To paraphrase Mr T, real name Lawrence Turead, who appeared in The Blues Brothers as ‘Guy on Street’ and has a son named T Junior, I pity the fool who doesn’t read Cinemascape this week.
Real Steel (12A)
A rock ‘em, sock ‘em, robot version of Rocky starring Hugh Jackman as a washed-up boxer in the not-too-distant future, forced to bond with his estranged son while eking out a living playing robot wars with hulking mechanical marvels, Real Steel might sound kinda stupid, but is in fact a great guilty pleasure, a shamelessly stirring, cleverly executed family drama from Night at the Museum director Shawn Levy.
Loosely based on a short story and subsequent Twilight Zone episode, Steel, both written by I Am Legend’s Richard Matheson, Real Steel takes place in a world where boxing has been outlawed and audiences now get their kicks watching remote-controlled robots beat the circuits out of one another. It’s still violent, and that’s the way we like it, but no longer a blood sport. For the folk of the future, and the Disney audiences of today, oil sports are fair game.
A nomadic loser who can’t catch a break with the remote control rustbuckets he schleps from ring to ring, Charlie Kenton (Jackman) is a selfish, irresponsible, hard-boiled son-of-a-bitch – with a heart of gold. Forced to spend the summer with the 11 year-old son he never knew he had, a smart, spirited kid (Dakota Goyo) who’s a chip off the old block, the two end up restoring a broken-down bot and rising together through the robot boxing ranks.
An against-all-odds, triumph of the spirit, rust-to-riches tale of father-son, son-robot and father-long-suffering-girlfriend (Lost’s Evangeline Lilly) bonding, Real Steel is about as manipulative as movies get, but damn it all, for once I just relaxed and allowed it to pull my emotions every which way, and like most of the other critics in the audience, particularly the blokes, there was an escalating moistness to my ocular cavities that I won’t deny.
Besides the mushy stuff, which totally worked for me and I dare say will work for you as well, the movie’s effects, the motion-captured boxing robots, are a genuine knockout. Maybe even more than a wookiee, what every boy dreams of is a robot of his own, and beyond that, maybe Wolverine for a dad. And that’s what this movie delivers in spades, a thrilling, wish-fulfilling saga with, on the one side, terrific performances from Jackman and sparkling newcomer Goyo, on the other, masterful string-pulling from director Levy, and on the side after that, awesome robot violence. Hooray!
Everything Must Go (15)
A smart, affecting and neatly understated comedy drama from first-time writer/director Dan Rush, this sees star Will Ferrell shine in an uncommonly realistic tale that’s a world away from his usual broad schtick. As much as I love the likes of Anchorman and Blades of Glory, it’s refreshing to Ferrell trying something different, and succeeding. He tried it once before, five years ago in Stranger Than Fiction, but that was just too dry and up itself. In Everything Must Go, there’s room for Will to make us laugh, but now he makes us feel for him as well, which is new, and I like it.
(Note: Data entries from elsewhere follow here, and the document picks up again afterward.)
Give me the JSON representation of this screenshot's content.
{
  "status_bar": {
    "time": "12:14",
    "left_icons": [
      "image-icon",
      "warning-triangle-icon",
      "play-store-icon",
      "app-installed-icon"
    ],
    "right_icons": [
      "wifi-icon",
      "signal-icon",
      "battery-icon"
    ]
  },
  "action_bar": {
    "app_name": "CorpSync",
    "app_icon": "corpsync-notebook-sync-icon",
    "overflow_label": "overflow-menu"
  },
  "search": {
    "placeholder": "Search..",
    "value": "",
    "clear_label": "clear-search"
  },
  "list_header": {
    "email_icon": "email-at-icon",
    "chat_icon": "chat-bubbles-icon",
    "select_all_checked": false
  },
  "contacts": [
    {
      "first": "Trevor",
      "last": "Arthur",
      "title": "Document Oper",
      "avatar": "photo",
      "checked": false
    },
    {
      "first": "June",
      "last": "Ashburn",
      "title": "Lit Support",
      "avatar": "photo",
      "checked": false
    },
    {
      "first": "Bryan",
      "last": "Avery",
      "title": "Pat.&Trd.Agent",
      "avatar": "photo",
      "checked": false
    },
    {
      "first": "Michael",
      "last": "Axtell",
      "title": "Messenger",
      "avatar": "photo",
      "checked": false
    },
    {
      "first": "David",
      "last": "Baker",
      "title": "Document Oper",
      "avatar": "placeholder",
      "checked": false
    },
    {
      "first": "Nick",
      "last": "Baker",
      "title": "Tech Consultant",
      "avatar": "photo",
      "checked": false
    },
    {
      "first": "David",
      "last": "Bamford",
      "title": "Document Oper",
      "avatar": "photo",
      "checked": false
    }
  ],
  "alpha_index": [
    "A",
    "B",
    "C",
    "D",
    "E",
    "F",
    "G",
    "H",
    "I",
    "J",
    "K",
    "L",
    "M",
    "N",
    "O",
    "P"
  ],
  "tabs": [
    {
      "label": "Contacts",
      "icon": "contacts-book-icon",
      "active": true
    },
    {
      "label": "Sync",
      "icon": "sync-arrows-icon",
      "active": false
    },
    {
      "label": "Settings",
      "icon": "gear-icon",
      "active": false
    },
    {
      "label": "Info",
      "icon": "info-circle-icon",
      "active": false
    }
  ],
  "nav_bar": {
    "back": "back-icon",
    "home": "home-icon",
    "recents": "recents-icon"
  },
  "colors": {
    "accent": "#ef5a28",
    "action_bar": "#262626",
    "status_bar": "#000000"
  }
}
A lapsed alcoholic, freshly fired from his job and dumped by his wife, Nick Halsey (Ferrell) arrives home to find everything he owns strewn across his front lawn. Locked out of the house, with his car repossessed and credit cards frozen he has no choice but to drink heavily and live on his lawn. Wallowing in self-pity, he’s ultimately inspired by a pregnant neighbour (Rebecca Hall) and weird chunky kid (Christopher Jordan Wallace) to hold the mother of all yard sales, and maybe even sort out his life. Witty and heartfelt, well made and played, everyone must go to Everything Must Go.
Also at the Cinema…
From Morgan Spurlock, the guy who almost died eating McDonald’s for a month in Super Size Me, comes the equally gimmicky The Greatest Movie Ever Sold (12A), an entertaining and reasonably insightful documentary about branding, advertising and product placement funded by brands, advertising and product placement… From Paul W.S. Anderson comes an adaptation of The Three Musketeers (12A) that’s as grotesquely inept and fiercely underwhelming as you’d expect from the director of Soldier, Alien vs Predator and Resident Evil. Stick with the Seventies version.
A remake of a cheesy Eighties dance movie that serves solely to make the original seem ever-so-slightly less awful, Footloose (12A) tells the tale of teenage rebels who just wanna dance. Personally, I’d love to live in a town where dancing is forbidden. Also, where every version of Footloose is forbidden… Finally, the tale of a tail, A Dolphin’s Tale (U) is a touching family drama about a boy and a matey marine mammal with a prosthetic end piece.